Always. My usual feeling is that everyone is perfectly happy to sacrifice the G on the altar of the TTRP, and rarely willing to acknowledge what that costs.
I am not especially familiar with Torchbearer, outside of a few reports of play.
I'd probably go with decaying board state, sure. I've come to believe my understanding of "parasitic design" was obtained from someone misusing the term to talk about something else. I don't think I'd use dysfunctional for anything other than an unparsable rule. I might use degenerate, if the board state tended to devolve toward a single dominant strategy or can easily become unsolvable.
That all being said, I tend to put my relationship to that kind of game down to personal preference, not to a factor of design. Regardless of medium, I am generally not fond of games where the decision space and/or impact of player decisions decreases over the course of play instead of growing.
I'll do my best, but I am exactly the kind of gay nerd who has happily not been to a baseball pitch since I was 9; you're killing me with these sports analogies.

The last sporting event I went to was a work function basketball game. I found the back and forth of each exchange tactically interesting, but couldn't help but wonder if it wouldn't be more interesting if they balanced the players.
Some googling informs me there are strict time limits between pitches? I feel certain there's a nuance here I'm not grasping, but "players are under time pressure" seems to be the takeaway. The game equivalent is presumably introducing a chess clock, which certainly has dramatic impacts on how people play games. I generally understand it to be adding an "execution" element to the challenge, shifting play from just finding the right line to also demonstrating you can do so quickly.
If I'm parsing this correctly: every pitch you throw against a given batter is assumed to make future pitches less effective, both in general, and as a function of that specific pitch. Essentially, pitchers have a hand of cards which reference both some general stat they keep depleting, and each card has a personal modifier that also degrades, though these stats are modified in some way by the stats of the batter.
This is very similar to the dynamics of War Chest, a game I do not like precisely because of its degrading board state. Every lost unit permanently decreases your ability to replenish, use and reinforce units of that type. Every action taken not only limits the decision space on the board, but the total size of the decision space for all future decisions.
I think you're losing me here? There's a subjective element to pitch evaluation, and that varies from umpire to umpire, and that might be gameable? I don't understand how that interacts with balls : strikes, unless you're saying the strategic importance of gaming it properly is different at different stages of the game?
I don't know that I have anything to say about this. Modeling stress/team dynamics are outside the kind of gameplay I'm interested in, and frankly outside the kind of spectating I'm interested in.
I think I made an earlier error. I was looking at pitch clock, you meant "pitch count" which after some searching, I'm taking to mean "pitchers have an increased risk of injury and decreased performance as they throw more pitches over the course of a game." So, essentially, an upper limit on the number of actions you can take.
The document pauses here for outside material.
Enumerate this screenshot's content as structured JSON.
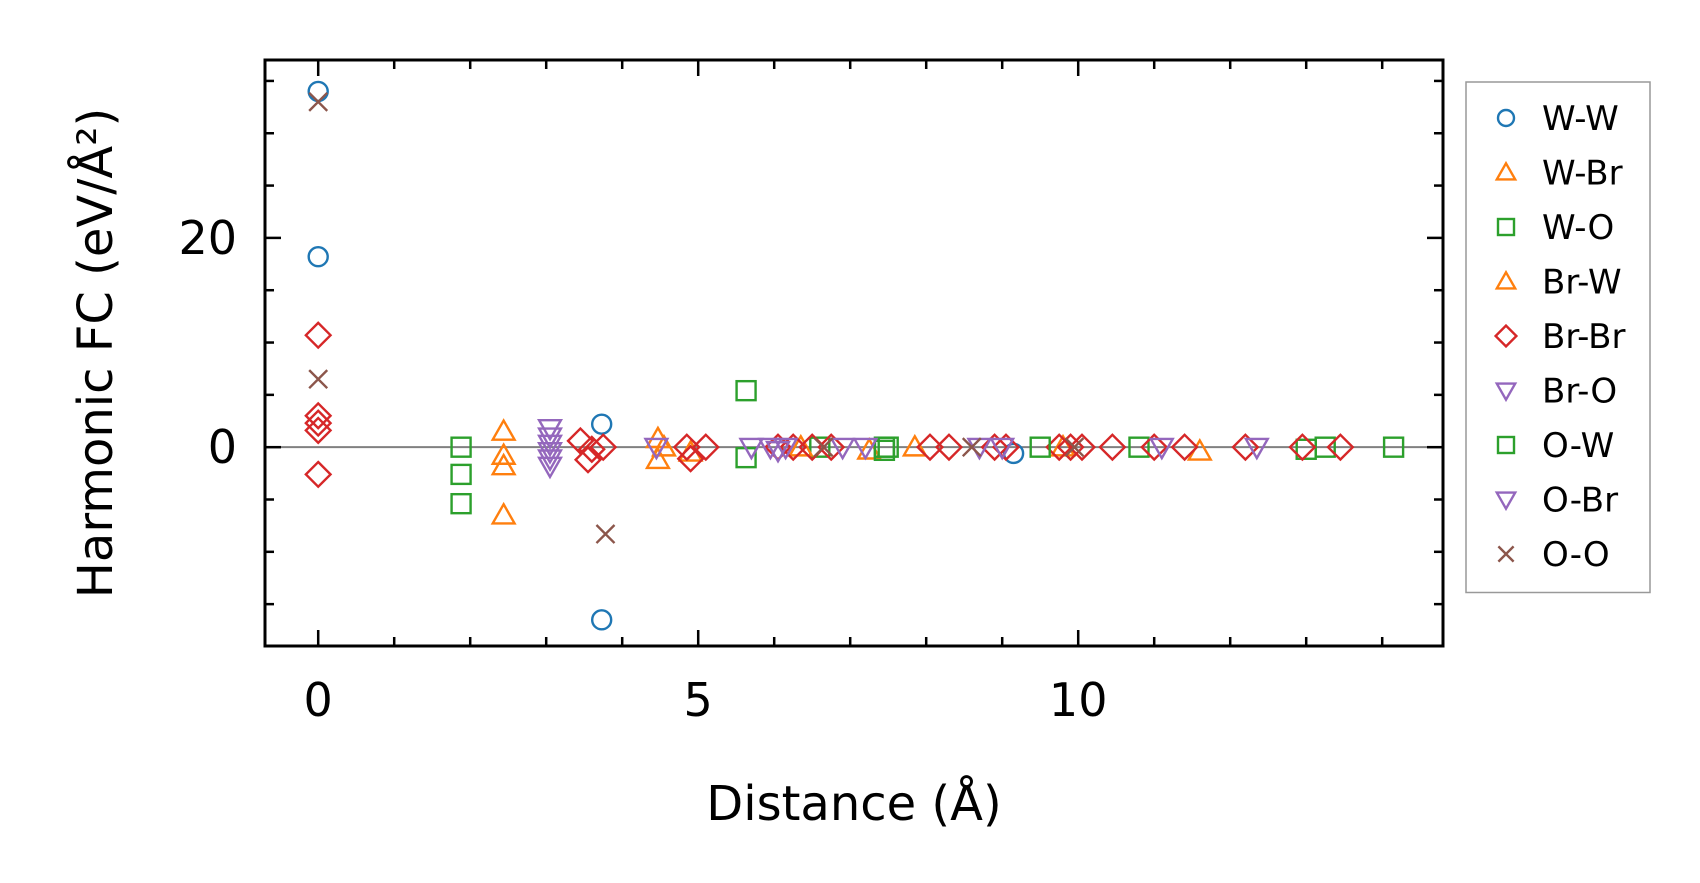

I don't actually see that as having much impact in the decaying board state sense, that's more of just a game timer.
The board game analogy I'd use is Bus, which hands out all of the available action tokens to each player at the beginning of the game, and ends when only player has any left with no hard restrictions on how many can be used each round. They're entirely a clock in that game, as the effectiveness of those actions and the available places on the board in which to play definitely expand as the game continues.
I don't really know where we're going here, but my original point is that much disagreement seems to be about the goal of play, and the difficulty of holding more than one such goal in mind, while simultaneously having multiple resources/abilities that must only be spent towards some of those goals.
This seems to be about a game space having complex tactical concerns, theoretically in service to one goal.